Trump Threatens to Shred First Amendment to Defend 'Free Speech'
After weeks of tweeting misinformation about mail-in voting, on Tuesday decided to slap a small disclaimer on some of President Trump’s posts on the subject. “Get the facts about mail-in ballots,” reads a link to a string of reputable reports about proxy voting, which is practiced in both Democratic and Republican states, and has not been proven to lead to widespread fraud, contrary to what the president has claimed repeatedly.
Trump’s response was to threaten to cancel the First Amendment.
Trump, writing voluntarily on a corporation’s publishing platform, tweeted Tuesday night that the social media giant is “interfering in the 2020 Presidential Election” and “completely stifling FREE SPEECH.” After what we can only imagine was a sleepless night spent on the phone with top-flight constitutional scholars, Trump came up with the pERfEcT defense of free speech: Threatening to use the federal government to regulate or shut down social media outlets if they don’t do what he wants.
“Republicans feel that Social Media Platforms totally silence conservatives voices,” the president wrote. “We will strongly regulate, or close them down, before we can ever allow this to happen.”
….Twitter is completely stifling FREE SPEECH, and I, as President, will not allow it to happen!
— Donald J. Trump (@realDonaldTrump) May 26, 2020
“Twitter has now shown that everything we have been saying about them (and their other compatriots) is correct,” Trump added Wednesday morning. “Big action to follow!”
Of course, Trump couldn’t care less about “FREE SPEECH.” Adding a fact-check option to some of Trump’s tweets is a form of exercising the right to free speech. (So would, for that matter, Twitter declining to help Trump get his message out to 80.3 million followers.) Trump moving to “regulate” Twitter’s ability to fact check him — or, worse, to “close them down” over it — would constitute a blatant infringement of the First Amendment that not even the most MAGA-friendly court in America could rationalize as constitutional.
Trump may well be making empty threats — but those threats alone will probably suffice. Simply floating the idea of impropriety will get his followers riled up and put pressure on social media platforms to cow to his demands, or risk being perceived as biased. It has worked before. Republicans feeling like Twitter is silencing conservative voices, as Trump wrote on Wednesday, is largely the result of his own previous complaints and threats against the platform. There’s no actual substance to the grievances. Like his entire presidency, it’s a self-perpetuating carousel of bullshit. Every time it swings back around, it seems a little more legitimate because people remember hearing about it on the first pass, or the second, or the third.

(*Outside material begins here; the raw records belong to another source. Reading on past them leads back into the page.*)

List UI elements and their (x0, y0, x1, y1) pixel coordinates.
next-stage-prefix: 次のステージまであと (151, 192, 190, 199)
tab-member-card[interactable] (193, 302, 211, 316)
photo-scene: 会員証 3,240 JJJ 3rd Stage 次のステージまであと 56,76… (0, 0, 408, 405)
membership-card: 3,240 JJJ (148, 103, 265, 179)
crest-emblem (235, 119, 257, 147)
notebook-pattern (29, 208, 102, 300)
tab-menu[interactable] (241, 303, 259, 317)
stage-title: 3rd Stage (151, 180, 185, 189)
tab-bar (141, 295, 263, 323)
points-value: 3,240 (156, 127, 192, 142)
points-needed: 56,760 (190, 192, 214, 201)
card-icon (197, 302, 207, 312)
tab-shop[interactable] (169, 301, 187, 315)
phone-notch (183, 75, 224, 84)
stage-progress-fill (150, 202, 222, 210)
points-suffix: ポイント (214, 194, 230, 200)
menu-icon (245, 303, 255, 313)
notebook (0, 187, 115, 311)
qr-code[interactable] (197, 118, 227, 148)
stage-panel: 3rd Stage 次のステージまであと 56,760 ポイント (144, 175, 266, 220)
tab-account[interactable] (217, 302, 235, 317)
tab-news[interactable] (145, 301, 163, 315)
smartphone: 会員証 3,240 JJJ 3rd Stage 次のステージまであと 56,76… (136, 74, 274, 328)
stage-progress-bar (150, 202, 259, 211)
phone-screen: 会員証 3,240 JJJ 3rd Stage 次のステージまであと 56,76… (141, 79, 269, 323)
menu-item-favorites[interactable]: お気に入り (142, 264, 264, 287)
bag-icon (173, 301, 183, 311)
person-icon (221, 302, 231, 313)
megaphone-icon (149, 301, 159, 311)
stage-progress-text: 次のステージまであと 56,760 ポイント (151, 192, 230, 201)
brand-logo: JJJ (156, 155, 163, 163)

Trump is trying to pull off the same con with his Twitter campaign to get Florida law enforcement (or “Concast”) to open up a “Cold Case” against MSNBC host Joe Scarborough. Since early this month, Trump has been tweeting incessantly about a debunked conspiracy theory that, when Scarborough was a member of the House of Representatives, he murdered one of his staffers, Lori Klausutis. In reality, Klausutis suffered from an undiagnosed heart condition, fell in the office, and hit her head on a desk.
Last week, Klausutis’ husband, Dr. Timothy J. Klausutis, wrote a letter asking Twitter CEO Jack Dorsey to remove the posts. “The President of the United States has taken something that does not belong to him — the memory of my dead wife — and perverted it for perceived political gain,” Klausutis wrote, The New York Times reported. Many agreed with Klausutis, and the letter reignited calls for the social media giant to hold the president to the same standards as the rest of its user base.
Twitter would be well within its rights to do so. The platform’s terms of service prohibit targeted harassment and hateful conduct. Trump is clearly in violation of both, and if he is going to choose to post on Twitter, he is subjecting himself to the platform’s discretion over how to enforce its rules. But Twitter has refused to take action throughout his presidency, and refused to do so again in response to Klausutis.
“We are deeply sorry about the pain these statements, and the attention they are drawing, are causing the family,” a Twitter representative told CNN. “We’ve been working to expand existing product features and policies so we can more effectively address things like this going forward, and we hope to have those changes in place shortly.”
The same day, the fact-check option appeared on Trump’s tweets about mail-in voting. It’s a welcome change, but also a far less drastic step than deleting his posts about Klausutis, which continued Wednesday morning. “Psycho Joe Scarborough is rattled, not only by his bad ratings but all of the things and facts that are coming out on the internet about opening a Cold Case,” the president wrote. “He knows what is happening!”
In other words, the carousel is still spinning.